Music lovers like lay of the land

With three days of camping and concerthopping under their belts, many Wakarusa festivalgoers were giving the festival positive reviews Saturday – especially in comparison with last weekend’s Bonaroo Music and Arts festival in Manchester, Tenn.

Founded in 2002, Bonaroo has grown into something of a behemoth, attracting 90,000 fans to a 700-acre farm each year. Wakarusa’s relatively meager size, with an estimated 15,000 attendees this year, makes it a more attractive destination, said some veteran festivalgoers.

“It feels like you’re more a part of it than Bonaroo, where you’re just a person lost in a sea of craziness,” said Pete Mertz, 26, who came to the festival from Brooklyn, N.Y. “(Bonaroo’s) a nice atmosphere, still, but it doesn’t seem like they really go out of their way to make things better for the people who are coming. Here it really seems like they value you a little more.”
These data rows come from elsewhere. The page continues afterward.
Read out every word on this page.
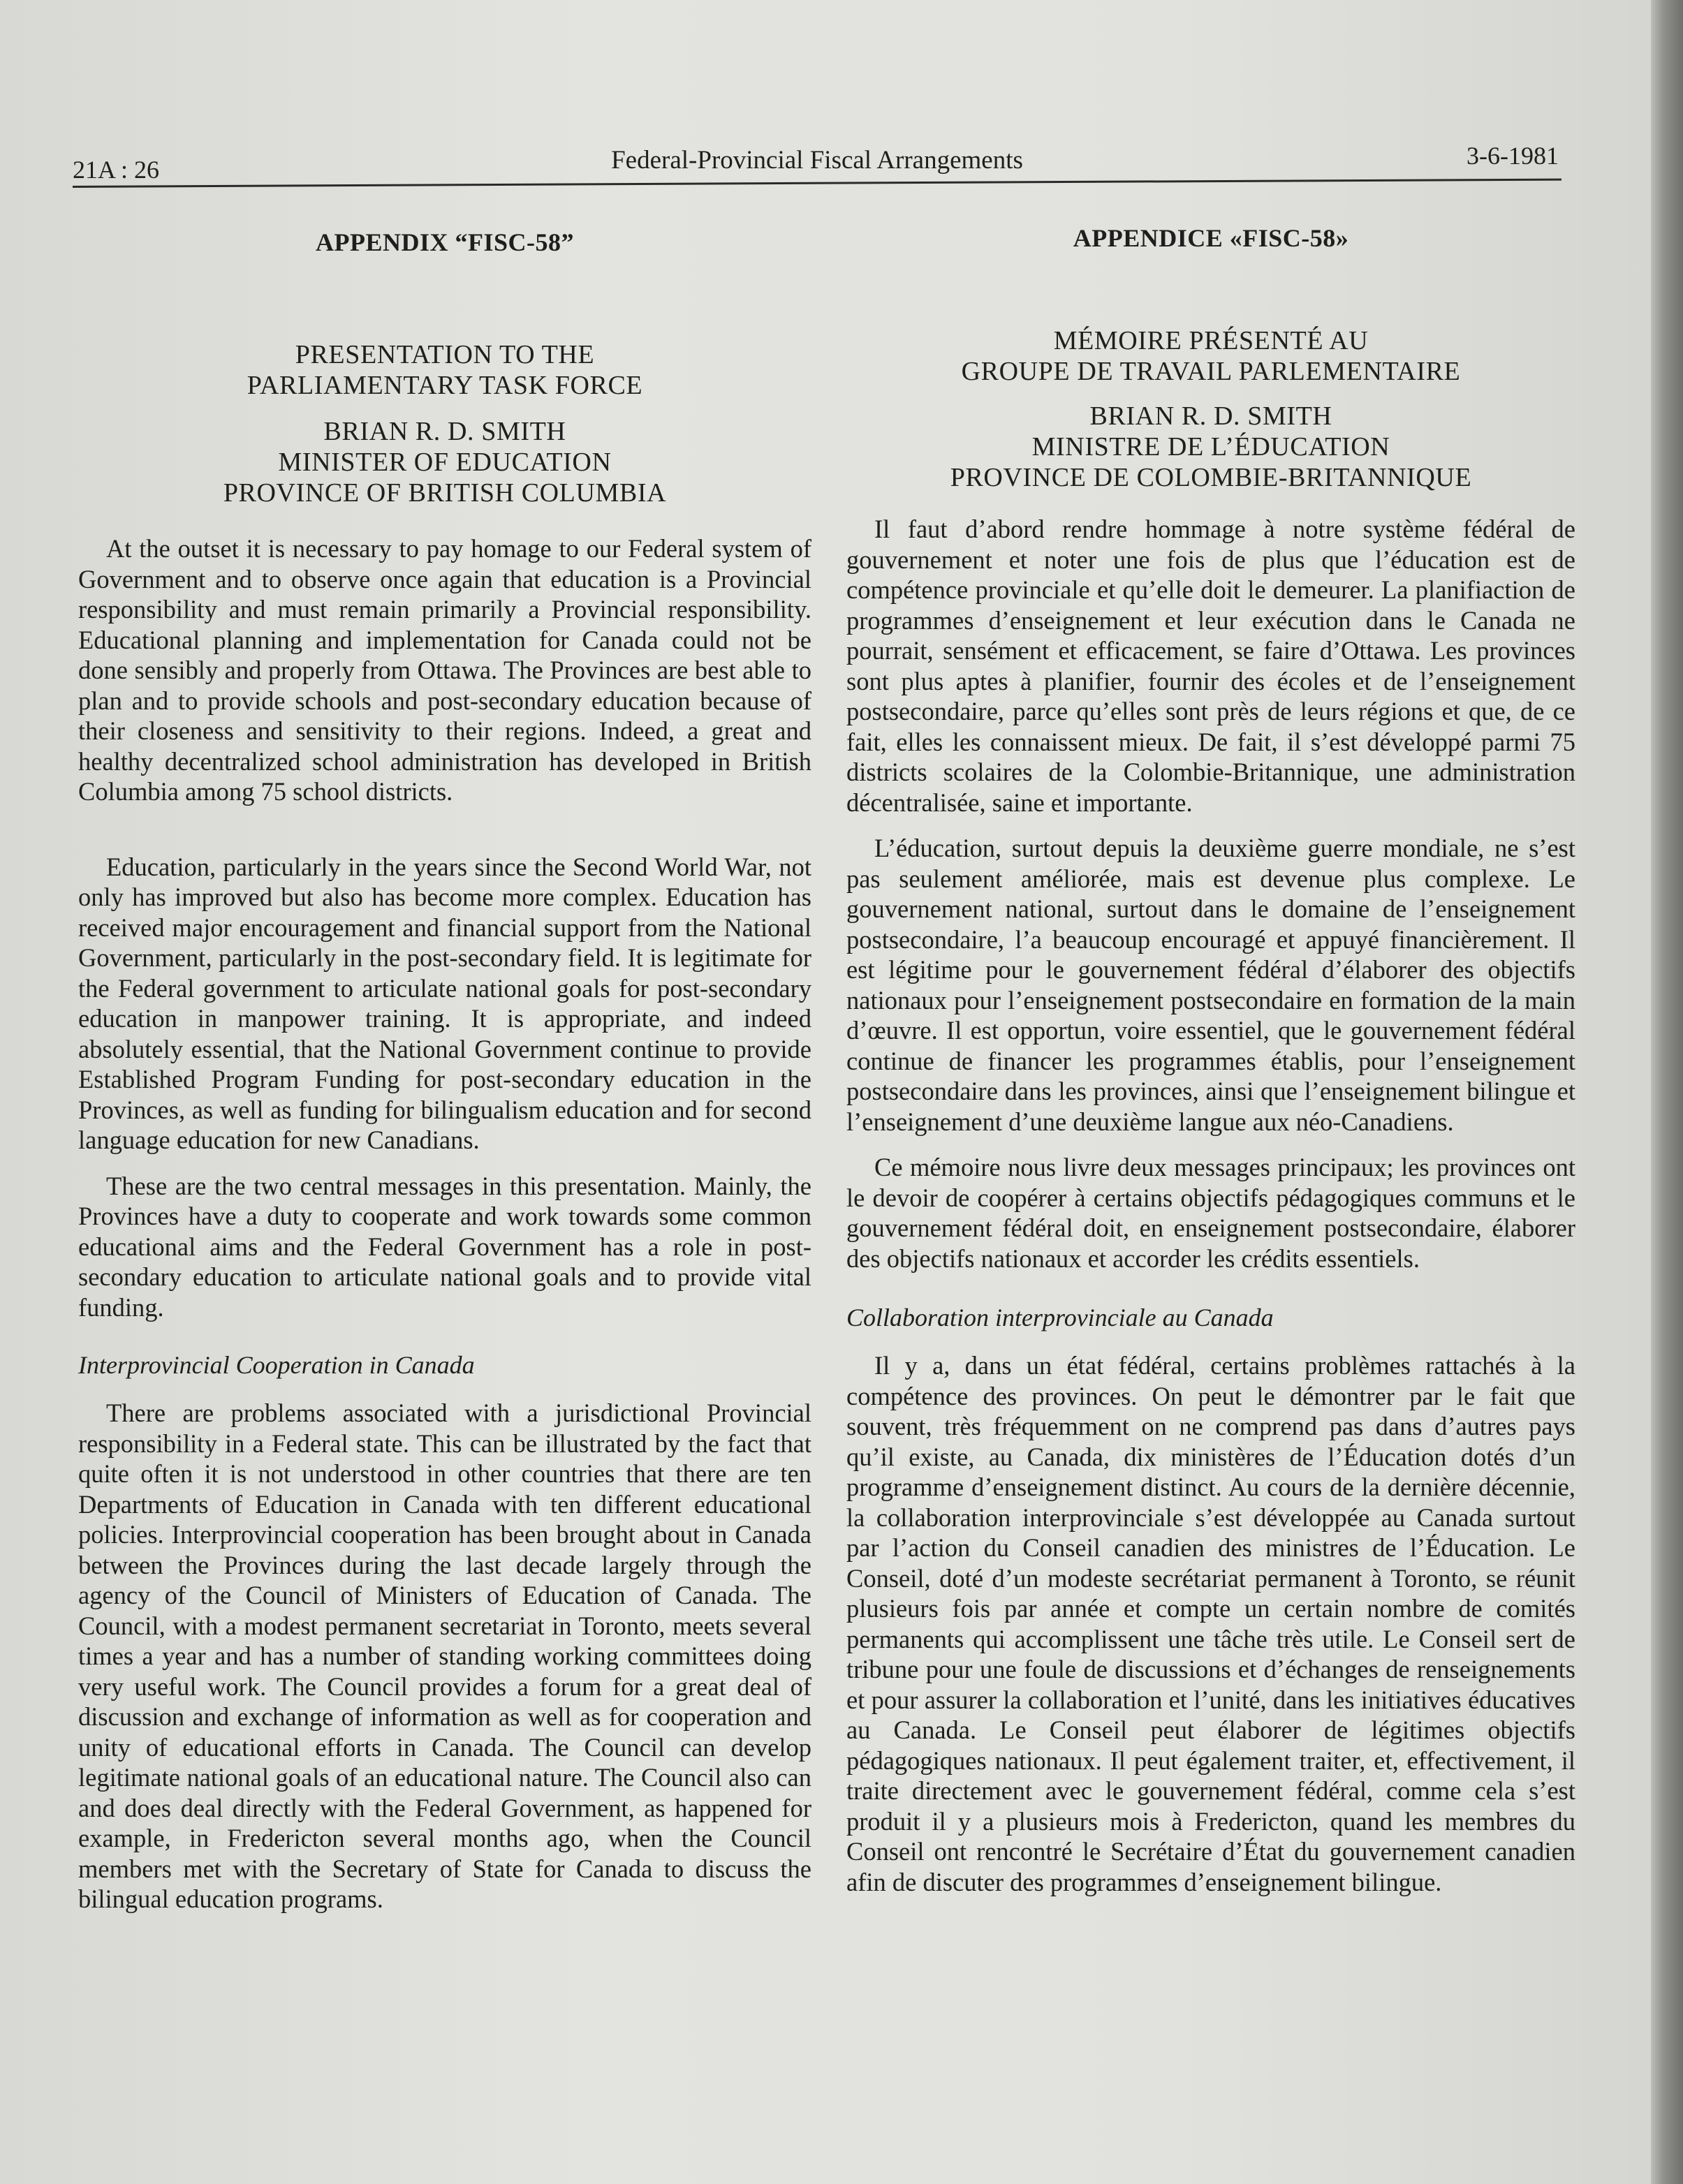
21A : 26	Federal-Provincial Fiscal Arrangements	3-6-1981

APPENDIX “FISC-58”

PRESENTATION TO THE
PARLIAMENTARY TASK FORCE

BRIAN R. D. SMITH
MINISTER OF EDUCATION
PROVINCE OF BRITISH COLUMBIA

At the outset it is necessary to pay homage to our Federal system of Government and to observe once again that education is a Provincial responsibility and must remain primarily a Provincial responsibility. Educational planning and implementation for Canada could not be done sensibly and properly from Ottawa. The Provinces are best able to plan and to provide schools and post-secondary education because of their closeness and sensitivity to their regions. Indeed, a great and healthy decentralized school administration has developed in British Columbia among 75 school districts.

Education, particularly in the years since the Second World War, not only has improved but also has become more complex. Education has received major encouragement and financial support from the National Government, particularly in the post-secondary field. It is legitimate for the Federal government to articulate national goals for post-secondary education in manpower training. It is appropriate, and indeed absolutely essential, that the National Government continue to provide Established Program Funding for post-secondary education in the Provinces, as well as funding for bilingualism education and for second language education for new Canadians.

These are the two central messages in this presentation. Mainly, the Provinces have a duty to cooperate and work towards some common educational aims and the Federal Government has a role in post-secondary education to articulate national goals and to provide vital funding.

Interprovincial Cooperation in Canada

There are problems associated with a jurisdictional Provincial responsibility in a Federal state. This can be illustrated by the fact that quite often it is not understood in other countries that there are ten Departments of Education in Canada with ten different educational policies. Interprovincial cooperation has been brought about in Canada between the Provinces during the last decade largely through the agency of the Council of Ministers of Education of Canada. The Council, with a modest permanent secretariat in Toronto, meets several times a year and has a number of standing working committees doing very useful work. The Council provides a forum for a great deal of discussion and exchange of information as well as for cooperation and unity of educational efforts in Canada. The Council can develop legitimate national goals of an educational nature. The Council also can and does deal directly with the Federal Government, as happened for example, in Fredericton several months ago, when the Council members met with the Secretary of State for Canada to discuss the bilingual education programs.

APPENDICE «FISC-58»

MÉMOIRE PRÉSENTÉ AU
GROUPE DE TRAVAIL PARLEMENTAIRE

BRIAN R. D. SMITH
MINISTRE DE L’ÉDUCATION
PROVINCE DE COLOMBIE-BRITANNIQUE

Il faut d’abord rendre hommage à notre système fédéral de gouvernement et noter une fois de plus que l’éducation est de compétence provinciale et qu’elle doit le demeurer. La planifiaction de programmes d’enseignement et leur exécution dans le Canada ne pourrait, sensément et efficacement, se faire d’Ottawa. Les provinces sont plus aptes à planifier, fournir des écoles et de l’enseignement postsecondaire, parce qu’elles sont près de leurs régions et que, de ce fait, elles les connaissent mieux. De fait, il s’est développé parmi 75 districts scolaires de la Colombie-Britannique, une administration décentralisée, saine et importante.

L’éducation, surtout depuis la deuxième guerre mondiale, ne s’est pas seulement améliorée, mais est devenue plus complexe. Le gouvernement national, surtout dans le domaine de l’enseignement postsecondaire, l’a beaucoup encouragé et appuyé financièrement. Il est légitime pour le gouvernement fédéral d’élaborer des objectifs nationaux pour l’enseignement postsecondaire en formation de la main d’œuvre. Il est opportun, voire essentiel, que le gouvernement fédéral continue de financer les programmes établis, pour l’enseignement postsecondaire dans les provinces, ainsi que l’enseignement bilingue et l’enseignement d’une deuxième langue aux néo-Canadiens.

Ce mémoire nous livre deux messages principaux; les provinces ont le devoir de coopérer à certains objectifs pédagogiques communs et le gouvernement fédéral doit, en enseignement postsecondaire, élaborer des objectifs nationaux et accorder les crédits essentiels.

Collaboration interprovinciale au Canada

Il y a, dans un état fédéral, certains problèmes rattachés à la compétence des provinces. On peut le démontrer par le fait que souvent, très fréquemment on ne comprend pas dans d’autres pays qu’il existe, au Canada, dix ministères de l’Éducation dotés d’un programme d’enseignement distinct. Au cours de la dernière décennie, la collaboration interprovinciale s’est développée au Canada surtout par l’action du Conseil canadien des ministres de l’Éducation. Le Conseil, doté d’un modeste secrétariat permanent à Toronto, se réunit plusieurs fois par année et compte un certain nombre de comités permanents qui accomplissent une tâche très utile. Le Conseil sert de tribune pour une foule de discussions et d’échanges de renseignements et pour assurer la collaboration et l’unité, dans les initiatives éducatives au Canada. Le Conseil peut élaborer de légitimes objectifs pédagogiques nationaux. Il peut également traiter, et, effectivement, il traite directement avec le gouvernement fédéral, comme cela s’est produit il y a plusieurs mois à Fredericton, quand les membres du Conseil ont rencontré le Secrétaire d’État du gouvernement canadien afin de discuter des programmes d’enseignement bilingue.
And it’s not just Wakarusa’s size that seem to have made it a hit among music fans. With a state park as the backdrop and a just-below-the-radar artist lineup, the festival has provided an intimate atmosphere with numerous points of interaction.

“You’ve got the infrastructure of Clinton Park, as opposed to where Bonaroo is out in a farm field and there are no roads,” said Overland Park businessman Brian Harkness as he waited by the Sun Up Stage between performances. “And they are keeping out the national acts, which keeps down the riffraff that turns it from a nice, cool, mellow festival. They really seem to have the fan foremost.”
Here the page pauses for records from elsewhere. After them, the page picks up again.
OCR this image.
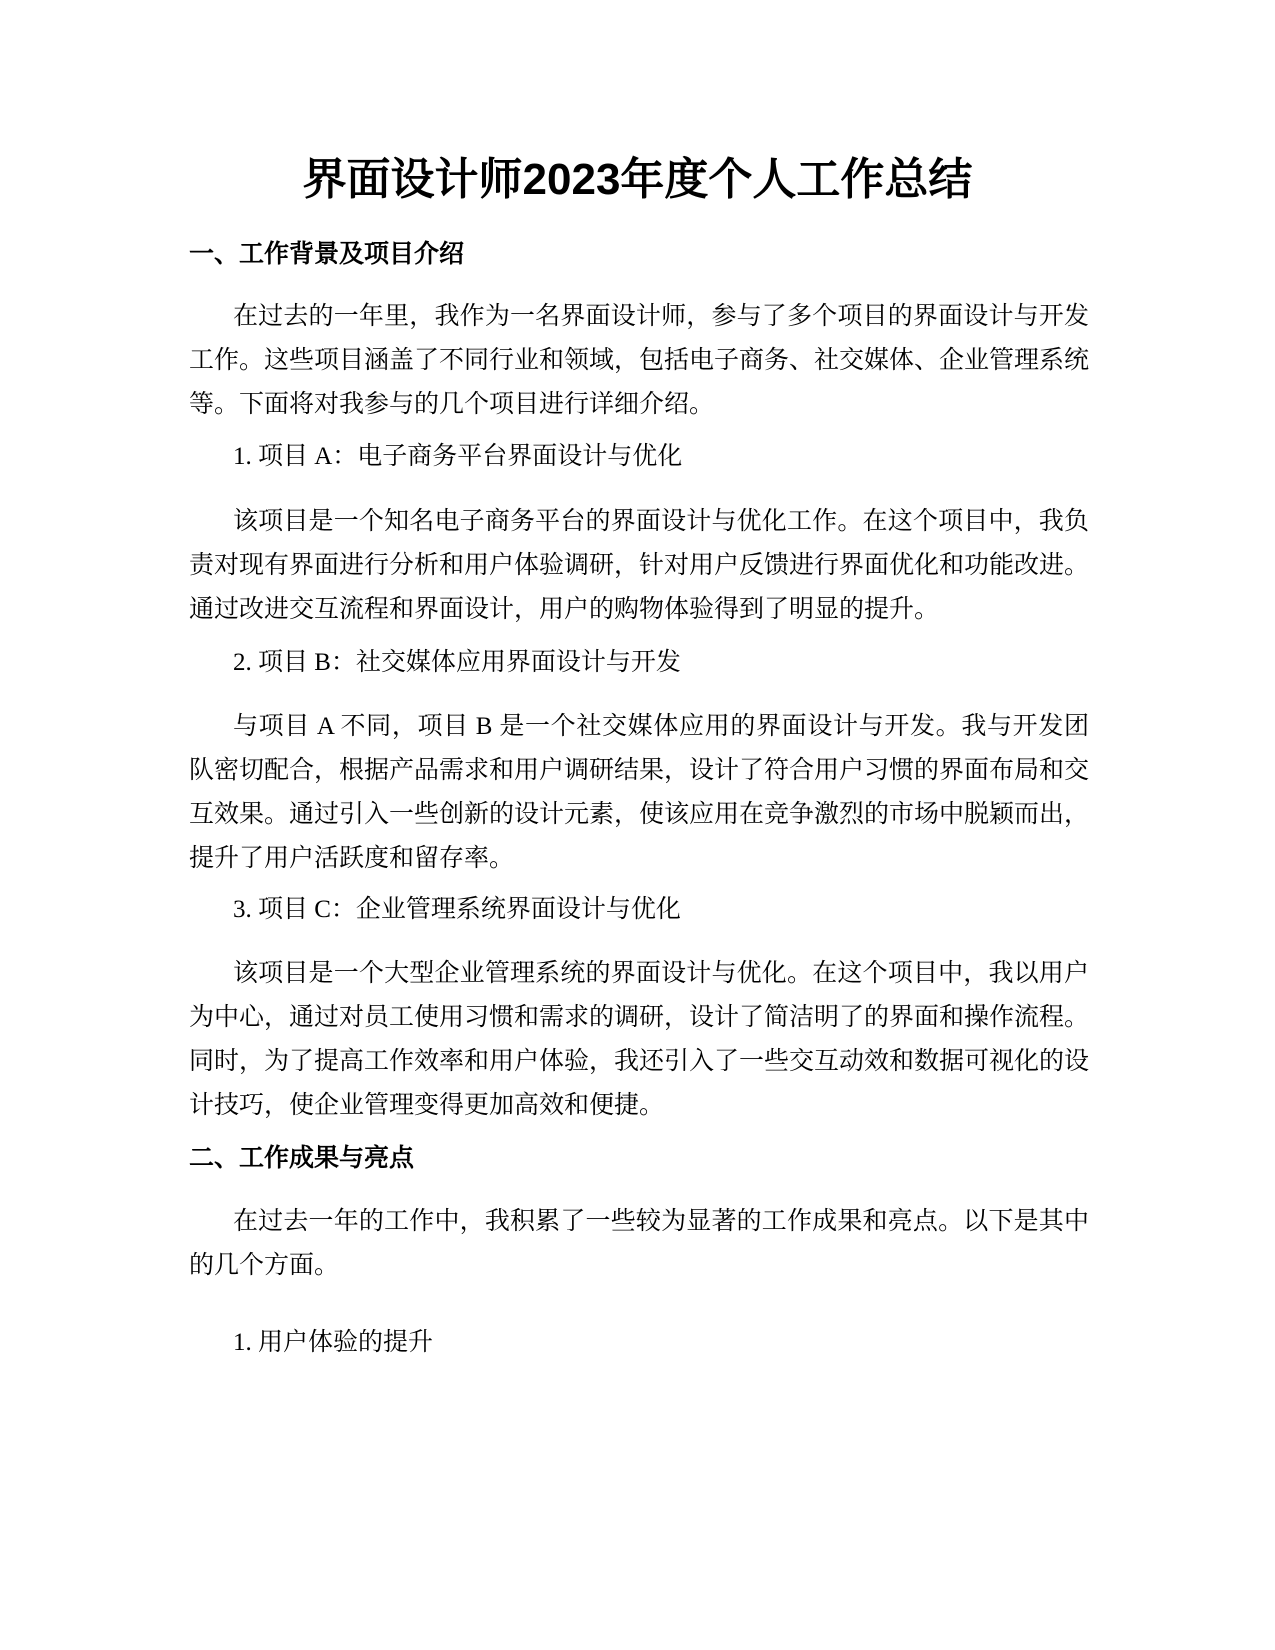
界面设计师2023年度个人工作总结
一、工作背景及项目介绍

在过去的一年里，我作为一名界面设计师，参与了多个项目的界面设计与开发工作。这些项目涵盖了不同行业和领域，包括电子商务、社交媒体、企业管理系统等。下面将对我参与的几个项目进行详细介绍。

1. 项目 A：电子商务平台界面设计与优化

该项目是一个知名电子商务平台的界面设计与优化工作。在这个项目中，我负责对现有界面进行分析和用户体验调研，针对用户反馈进行界面优化和功能改进。通过改进交互流程和界面设计，用户的购物体验得到了明显的提升。

2. 项目 B：社交媒体应用界面设计与开发

与项目 A 不同，项目 B 是一个社交媒体应用的界面设计与开发。我与开发团队密切配合，根据产品需求和用户调研结果，设计了符合用户习惯的界面布局和交互效果。通过引入一些创新的设计元素，使该应用在竞争激烈的市场中脱颖而出，提升了用户活跃度和留存率。

3. 项目 C：企业管理系统界面设计与优化

该项目是一个大型企业管理系统的界面设计与优化。在这个项目中，我以用户为中心，通过对员工使用习惯和需求的调研，设计了简洁明了的界面和操作流程。同时，为了提高工作效率和用户体验，我还引入了一些交互动效和数据可视化的设计技巧，使企业管理变得更加高效和便捷。

二、工作成果与亮点

在过去一年的工作中，我积累了一些较为显著的工作成果和亮点。以下是其中的几个方面。

1. 用户体验的提升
Vendors, as well, said Wakarusa’s organizers, had reason to be proud. Terri Amit started taking her Vegetarian Oasis food tent on the concert festival circuit this year. As she chopped tofu and cauliflower for the Thai coconut and Indian curry dishes she serves, Amit said the festival had surpassed her experiences elsewhere.

“This is the best one we’ve been to so far,” Amit said. “They’ve got nice grounds and a really good list of bands – a lot of the jam bands that attract the kind of people who eat vegetarian.”

This was all good news to festival director Bret Mosiman, who said Wakarusa was designed with the fans – and not the bottom line – in mind.

“We have no desire to become Bonaroo. We want to keep it intimate and give people space to enjoy themselves,” Mosiman said. “We’re not interested in being the biggest; we wouldn’t mind being the best.”